次日清晨,阳光透过窗户洒在房间里,照亮了郑家忙碌的身影。他们精心准备了丰厚的聘礼,每一件都代表着郑家的诚意和对女方家的尊重。
这些聘礼被装在一辆辆华丽的马车上,浩浩荡荡地驶向女方家。
女方家的人远远地就看到了这壮观的场面,既惊讶又欣喜。他们没想到郑家会如此重视这门亲事,心中不禁对郑家多了几分好感。
郑灏虽然一夜未眠,神色有些憔悴,但他还是强打起精神,亲自带领队伍前往女方家提亲。他的步伐坚定而有力,仿佛在向所有人宣告他的决心。
提亲的过程进行得很顺利,女方家对郑家的诚意非常满意,很快就答应了这门亲事。婚期也在双方的商议下迅速确定下来。
然而,这件事并没有就此结束。消息很快就传到了李忱的耳朵里,他对郑家的举动感到十分意外。意外的是他们的动作居然这么快就去提亲了。
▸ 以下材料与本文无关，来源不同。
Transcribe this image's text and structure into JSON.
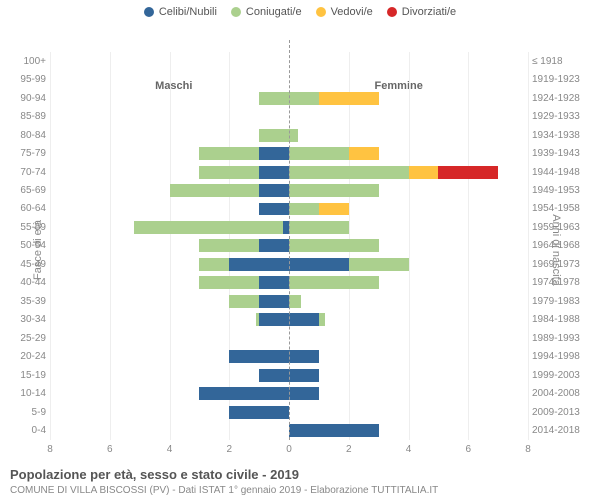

不过,唐宣宗李忱毕竟还是要面子的,而且金榜把他推白敏中背锅的事情也被人说了出来,他现在不可能强硬地直接下旨把公主嫁给郑灏。这样做不仅会让人觉得他出尔反尔,更是会与郑家结下仇怨。
更何况,如今的李忱得到了太宗陛下的恩泽,对于现在世家大族来说,他们还有一定的利用价值。
所以,尽管心中有些不悦,他最终还是没有出手破坏这门婚事。
然而,当李忱看到白敏中一瘸一拐地走进殿内时,他不禁愣住了。他的目光落在白敏中的身上,脸上露出一丝诧异和疑惑。
“白卿,你这是怎么了?”李忱的声音中透露出关切,“怎么会摔成这样?”
白敏中见皇帝如此询问,脸上浮现出些许尴尬与无奈。他缓缓拱手,向李忱解释道:“陛下,臣今日进宫途中,由于道路崎岖,一时不慎,被路上一块凸起的砖石绊倒,以致于如此狼狈。”
李忱听闻,心中略感担忧,他快步走下龙椅,来到白敏中面前,仔细端详着他的伤势。只见白敏中的脚踝处明显肿胀,走路时也显得有些艰难。
李忱的眉头微微皱起,关切地问道:“快让朕看看,这伤得重不重?若是严重,便先去寻太医诊治,国政之事稍后再议。”
白敏中连忙摆手,说道:“陛下,臣这点小伤并无大碍,不碍事的。国事为重,臣还是先把今日的奏章说说吧。”
白敏中的语气坚定,似乎并不想因为这点伤势而耽误朝廷大事。
李忱看着白敏中,无奈地叹了口气,然后轻轻地扶住他,让他在一旁的椅子上坐下。他关切地说道:
“白卿啊,就是太操劳了。连走路都这么不小心,这说明你平日里心思都放在国事上,根本没有时间照顾自己。然而,身体才是根本啊!如果你累垮了,朕可就少了一个得力的助手啊。”
李忱的话语中透露出对白敏中的担忧和关心。他深知白敏中对国家政务的辛勤付出,也明白他为了国家大事常常废寝忘食。